Courtesy of @ct_bergstrom*, Today's #AIIsGoingGreat features people who have somehow convinced themselves it's a good use of time to investigate whether an ouroboros of BS generators can do scientific research https://arxiv.org/abs/2408.06292
* https://mastodon.social/@ct_bergstrom@fediscience.org/112957271701969972
One of the grand challenges of artificial general intelligence is developing agents capable of conducting scientific research and discovering new knowledge. While frontier models have already been used as aides to human scientists, e.g. for brainstorming ideas, writing code, or prediction tasks, they still conduct only a small part of the scientific process. This paper presents the first comprehensive framework for fully automatic scientific discovery, enabling frontier large language models to perform research independently and communicate their findings. We introduce The AI Scientist, which generates novel research ideas, writes code, executes experiments, visualizes results, describes its findings by writing a full scientific paper, and then runs a simulated review process for evaluation. In principle, this process can be repeated to iteratively develop ideas in an open-ended fashion, acting like the human scientific community. We demonstrate its versatility by applying it to three distinct subfields of machine learning: diffusion modeling, transformer-based language modeling, and learning dynamics.

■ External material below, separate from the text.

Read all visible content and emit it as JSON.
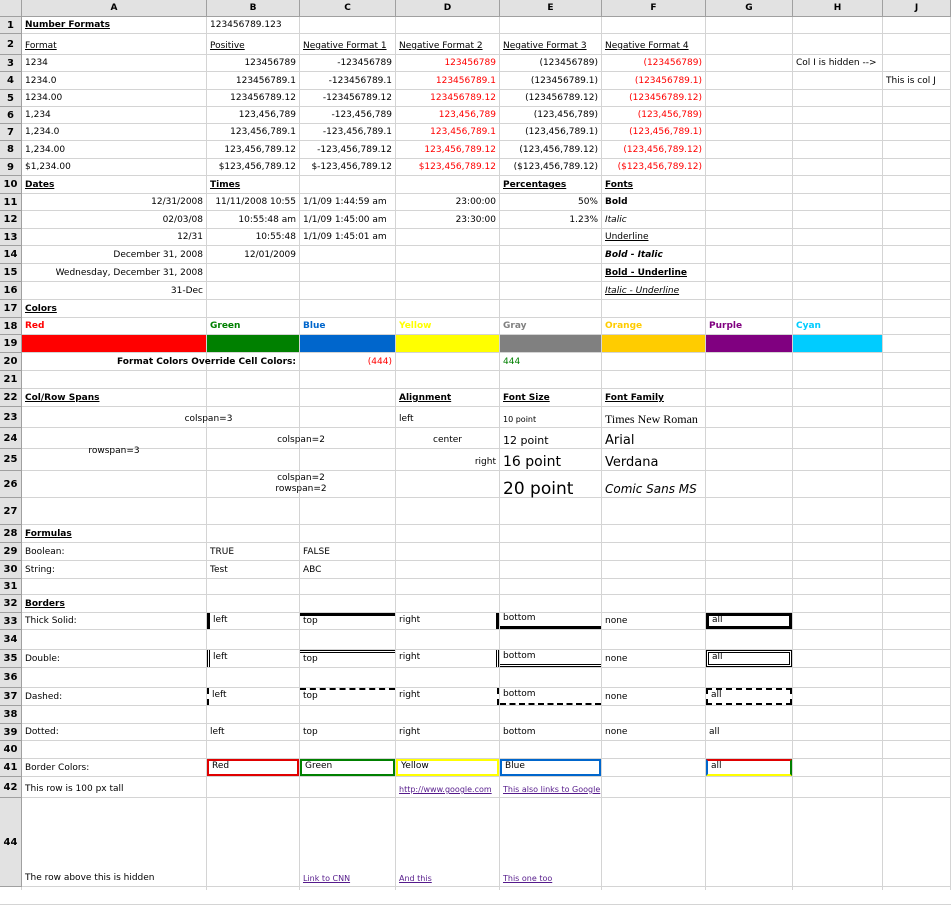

Each idea is implemented and developed into a full paper at a cost of less than $15 per paper. To evaluate the generated papers, we design and validate an automated reviewer, which we show achieves near-human performance in evaluating paper scores. The AI Scientist can produce papers that exceed the acceptance threshold at a top machine learning conference as judged by our automated reviewer. This approach signifies the beginning of a new era in scientific discovery in machine learning: bringing the transformative benefits of AI agents to the entire research process of AI itself, and taking us closer to a world where endless affordable creativity and innovation can be unleashed on the world's most challenging problems. Our code is open-sourced at https://github.com/SakanaAI/AI-Scientist
"To evaluate the generated papers, we design and validate an automated reviewer, which we show achieves near-human performance in evaluating paper scores"
To do this, they "compared the artificially generated decisions with ground truth data for 500 ICLR 2022 papers extracted from the publicly available OpenReview dataset"
Which seems like serious logical error…
How to run Doom badly using only a billion or so times the compute resources required by the original
(snark aside, this is pretty cool)
@reedmideke whether AI or not, I’ve wondered if you could run very specialized video compression on things like recordings/streams of video games on Twitch/Youtube.
A PUBG map is 64 square kilometers and it has a lot of buildings repeated, most of it is basically 2D. Compressing it like it’s live video doesn’t take advantage of how predictable it is.
But bandwidth is probably too cheap to be worth the effort.